In questa classifica, seguono Forte dei Marmi, Portofino, Taormina e Porto Cervo. La perla della Costa Smeralda, nonostante occupi l’ultima posizione, si distingue per la durata media del soggiorno più lunga, con una permanenza di 5,5 giorni. Quattro a Forte dei Marmi e Taormina, oltre Capri, mentre i turisti a Portofino scelgono in media di soggiornare per 2,4 giorni.

Americani protagonisti

Per quanto l’analisi delle provenienze riveli alcune differenze tra le destinazioni, vi è comunque una costante: la domanda turistica da parte degli stranieri costituisce la maggioranza per ciascuna delle mete esaminate.

Gli italiani, infatti, vanno dall’8% di Portofino al 34% di Taormina. Tra i turisti extra Ue, quelli provenienti dagli Stati Uniti emergono come i veri protagonisti: sono la prima nazionalità a Capri (31%), Forte dei Marmi (32%) e Portofino (41%); la seconda – dopo gli italiani – a Taormina (15%) e Porto Cervo (18%).

Le nazionalità emergenti

Non mancano le nazionalità emergenti. L’Australia si distingue come un mercato significativo, comparendo nelle top 10 di Taormina (3%) e Porto Cervo (4%). Un mercato in crescita negli ultimi anni, soprattutto grazie ai nuovi collegamenti aerei che facilitano i viaggi intercontinentali. A Capri, invece, si nota una crescente presenza di turisti provenienti dal Brasile (2,6%) e dall’India (2%).

I dati tax free shopping

Come arrivano queste cinque destinazioni al principio della stagione estiva? The Next lo approfondisce attraverso i dati tax free shopping forniti da Global Blue. Tra marzo e maggio, la spesa tax free è cresciuta del 36% rispetto allo stesso periodo dell’anno precedente, così come sono aumentate le transazioni (+42%): lo slancio dato dalla primavera è positivo e l’auspicio è che il trend di crescita prosegua.

Ancora una volta, le principali nazionalità per contribuzione alla spesa sono state quella americana (37%), araba (10%) e dei turisti del Sud-est asiatico (7%). Per quanto riguarda le categorie merceologiche preferite svetta il Fashion&Clothing, con il 78% dei volumi di acquisto (+4 punti percentuali sul 2023), seguito dal Watches&Jewellery con il 19%.

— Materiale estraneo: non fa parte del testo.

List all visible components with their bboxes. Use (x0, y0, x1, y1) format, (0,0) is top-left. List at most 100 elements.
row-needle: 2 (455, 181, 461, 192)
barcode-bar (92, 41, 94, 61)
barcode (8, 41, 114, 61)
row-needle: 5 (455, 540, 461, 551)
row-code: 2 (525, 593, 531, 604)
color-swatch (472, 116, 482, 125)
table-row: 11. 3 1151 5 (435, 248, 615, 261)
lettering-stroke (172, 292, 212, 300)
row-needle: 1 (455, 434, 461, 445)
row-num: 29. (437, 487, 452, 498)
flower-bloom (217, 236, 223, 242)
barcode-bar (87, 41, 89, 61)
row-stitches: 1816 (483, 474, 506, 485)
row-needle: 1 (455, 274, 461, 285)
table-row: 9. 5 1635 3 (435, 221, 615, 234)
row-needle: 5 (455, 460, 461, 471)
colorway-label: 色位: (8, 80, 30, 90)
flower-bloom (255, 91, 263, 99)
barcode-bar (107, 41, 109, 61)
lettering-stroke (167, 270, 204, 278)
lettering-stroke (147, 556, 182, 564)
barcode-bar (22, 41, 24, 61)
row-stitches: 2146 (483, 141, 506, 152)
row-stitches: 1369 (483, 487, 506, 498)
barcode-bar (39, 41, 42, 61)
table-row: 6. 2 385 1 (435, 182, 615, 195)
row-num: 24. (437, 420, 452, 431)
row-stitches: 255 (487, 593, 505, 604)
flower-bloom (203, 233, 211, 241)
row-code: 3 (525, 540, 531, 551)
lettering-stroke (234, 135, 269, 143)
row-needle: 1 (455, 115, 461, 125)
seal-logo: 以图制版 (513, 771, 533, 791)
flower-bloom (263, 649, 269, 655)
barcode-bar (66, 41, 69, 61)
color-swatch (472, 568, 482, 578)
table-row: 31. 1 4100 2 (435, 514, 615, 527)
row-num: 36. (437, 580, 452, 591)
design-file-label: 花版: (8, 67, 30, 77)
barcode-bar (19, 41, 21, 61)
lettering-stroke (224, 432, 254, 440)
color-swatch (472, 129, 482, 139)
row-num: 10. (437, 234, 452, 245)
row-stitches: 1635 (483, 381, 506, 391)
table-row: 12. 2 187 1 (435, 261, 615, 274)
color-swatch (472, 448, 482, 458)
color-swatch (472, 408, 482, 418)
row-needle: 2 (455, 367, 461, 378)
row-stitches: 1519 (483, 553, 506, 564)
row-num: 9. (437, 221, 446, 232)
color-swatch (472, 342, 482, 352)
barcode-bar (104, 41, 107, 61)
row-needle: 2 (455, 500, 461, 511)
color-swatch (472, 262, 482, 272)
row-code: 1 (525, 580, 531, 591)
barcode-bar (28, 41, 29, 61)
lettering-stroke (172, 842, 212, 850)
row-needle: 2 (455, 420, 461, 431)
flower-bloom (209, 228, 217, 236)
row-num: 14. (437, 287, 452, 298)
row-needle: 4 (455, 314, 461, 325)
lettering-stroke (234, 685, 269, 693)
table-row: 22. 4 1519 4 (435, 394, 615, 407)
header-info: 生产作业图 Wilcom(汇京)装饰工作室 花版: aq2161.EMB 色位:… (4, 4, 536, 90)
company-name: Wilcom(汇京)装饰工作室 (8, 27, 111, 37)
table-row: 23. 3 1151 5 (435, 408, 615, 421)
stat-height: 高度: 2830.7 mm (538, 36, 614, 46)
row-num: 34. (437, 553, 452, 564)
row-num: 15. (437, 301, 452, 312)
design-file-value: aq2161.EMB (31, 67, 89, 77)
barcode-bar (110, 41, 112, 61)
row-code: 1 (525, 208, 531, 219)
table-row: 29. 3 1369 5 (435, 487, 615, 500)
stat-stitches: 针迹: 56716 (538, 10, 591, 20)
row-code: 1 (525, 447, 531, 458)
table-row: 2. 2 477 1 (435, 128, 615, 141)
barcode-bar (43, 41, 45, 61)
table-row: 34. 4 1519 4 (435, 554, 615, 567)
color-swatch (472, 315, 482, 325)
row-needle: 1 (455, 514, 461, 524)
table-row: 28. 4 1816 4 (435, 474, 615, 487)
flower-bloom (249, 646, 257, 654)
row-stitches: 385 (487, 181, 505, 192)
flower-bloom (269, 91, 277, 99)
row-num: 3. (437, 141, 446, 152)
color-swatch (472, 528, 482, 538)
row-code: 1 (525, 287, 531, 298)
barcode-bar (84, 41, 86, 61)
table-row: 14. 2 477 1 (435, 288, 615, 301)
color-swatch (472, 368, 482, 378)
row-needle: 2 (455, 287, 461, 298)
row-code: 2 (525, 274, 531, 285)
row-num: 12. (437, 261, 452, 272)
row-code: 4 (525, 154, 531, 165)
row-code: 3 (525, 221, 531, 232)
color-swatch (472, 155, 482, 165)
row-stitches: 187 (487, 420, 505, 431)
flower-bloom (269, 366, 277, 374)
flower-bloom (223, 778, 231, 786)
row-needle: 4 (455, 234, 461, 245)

Analizzando la singola destinazione, Capri ha registrato un +17% di spesa tax free rispetto al 2023 – trainata dai turisti americani (53%) –, ma la crescita più elevata l’ha segnata Forte dei Marmi: +107%, grazie soprattutto al turista svizzero, che qui è stata la prima nazionalità per contribuzione insieme agli arabi (17%) e quella con lo scontrino medio più elevato (4.627 euro).

Porto Cervo è stata la località con lo scontrino medio maggiore, a quota 3.039 euro (+57%), e la seconda per tasso di crescita della spesa tax free (+73%).